Reflections on Ten Years in Foster Care and my life since.

Monday, February 13, 2006

Imparting wisdom


It is so funny to me that people care what I have to say about foster care. I have a lot of experience in the system and I speak/write about it passionately, so maybe that has something to do with it, but it still shocks me, after 8 years of presenting about foster care, that people really want to listen to what I have to say.

So what brought that on? I did a foster parent training over the weekend and there was the usual group of foster parents who liked seeing that the kids they are taking care of have a hope of making it in the real world. I am used to that. There was also a couple there who wanted me to kind of mentor their foster daughter, which I am more than happy to do. They met me for the first time Saturday morning and by Saturday afternoon they had told their foster daughter about me and how she needs to connect with me. That is what stuns me. I guess something I said had a huge impact on them, but I am not sure what.

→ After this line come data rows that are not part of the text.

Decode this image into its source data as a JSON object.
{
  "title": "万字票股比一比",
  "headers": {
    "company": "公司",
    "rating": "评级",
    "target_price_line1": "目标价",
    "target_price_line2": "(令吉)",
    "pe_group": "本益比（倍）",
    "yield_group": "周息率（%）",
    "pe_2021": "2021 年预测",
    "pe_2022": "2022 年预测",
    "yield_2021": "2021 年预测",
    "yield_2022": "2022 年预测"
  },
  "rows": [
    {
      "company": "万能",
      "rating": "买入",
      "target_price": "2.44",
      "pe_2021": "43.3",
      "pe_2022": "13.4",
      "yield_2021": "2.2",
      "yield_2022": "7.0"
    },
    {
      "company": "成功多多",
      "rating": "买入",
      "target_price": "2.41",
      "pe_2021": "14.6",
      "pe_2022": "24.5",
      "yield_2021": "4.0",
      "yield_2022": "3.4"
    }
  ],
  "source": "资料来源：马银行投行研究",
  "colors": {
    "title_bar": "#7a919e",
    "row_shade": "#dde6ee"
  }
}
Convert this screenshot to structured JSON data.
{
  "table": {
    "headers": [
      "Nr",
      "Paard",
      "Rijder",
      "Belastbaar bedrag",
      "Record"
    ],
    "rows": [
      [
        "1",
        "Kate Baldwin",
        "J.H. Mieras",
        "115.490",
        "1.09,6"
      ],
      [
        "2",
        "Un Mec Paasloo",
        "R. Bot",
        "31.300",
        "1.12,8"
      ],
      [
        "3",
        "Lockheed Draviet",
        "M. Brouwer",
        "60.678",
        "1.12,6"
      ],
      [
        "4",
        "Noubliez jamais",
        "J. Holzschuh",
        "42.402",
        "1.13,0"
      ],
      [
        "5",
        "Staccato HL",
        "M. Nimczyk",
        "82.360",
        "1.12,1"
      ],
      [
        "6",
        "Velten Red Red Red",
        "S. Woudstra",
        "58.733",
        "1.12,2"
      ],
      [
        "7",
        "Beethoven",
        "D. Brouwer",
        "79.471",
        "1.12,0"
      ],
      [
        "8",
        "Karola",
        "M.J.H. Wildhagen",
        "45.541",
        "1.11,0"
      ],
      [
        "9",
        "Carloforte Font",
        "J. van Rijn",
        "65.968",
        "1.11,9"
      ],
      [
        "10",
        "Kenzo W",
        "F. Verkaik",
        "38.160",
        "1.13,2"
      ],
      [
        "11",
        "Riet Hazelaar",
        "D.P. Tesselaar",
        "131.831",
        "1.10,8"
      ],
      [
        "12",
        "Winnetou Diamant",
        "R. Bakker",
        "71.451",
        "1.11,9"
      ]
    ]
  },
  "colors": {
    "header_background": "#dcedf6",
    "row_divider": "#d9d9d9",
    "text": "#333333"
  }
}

Also, I will be going back to Washington DC in March to speak on Capitol Hill about foster care for the second time. I feel truly blessed to have done it once and getting to do it a second time is totally unfathomable to me. I am being invited to do this and the people who invited me value what I have to say so much that they are paying my way to DC and letting me moderate their briefing.

Not only that, but when I do not get to blog for a long time, I get e-mails from total strangers saying that they like the blog and that I need to write again. It absolutely makes my day to know that what I have to say here is ringing true for someone, maybe giving them hope or insite into a child in their care.

I do not think I could be much luckier than this. Thank you for reading my blog. I am going to send a thank you to the people sending me back to DC as soon as I get back from there. Would it be out of place to pass out thank you notes to the foster parents who I train? I really feel like I should. Not only do they open their homes to children like I used to be, but they value what I have to say and REALLY TRY to be the best foster parents they can be by embracing my ideas, advice and knowledge. They are some of my greatest heroes.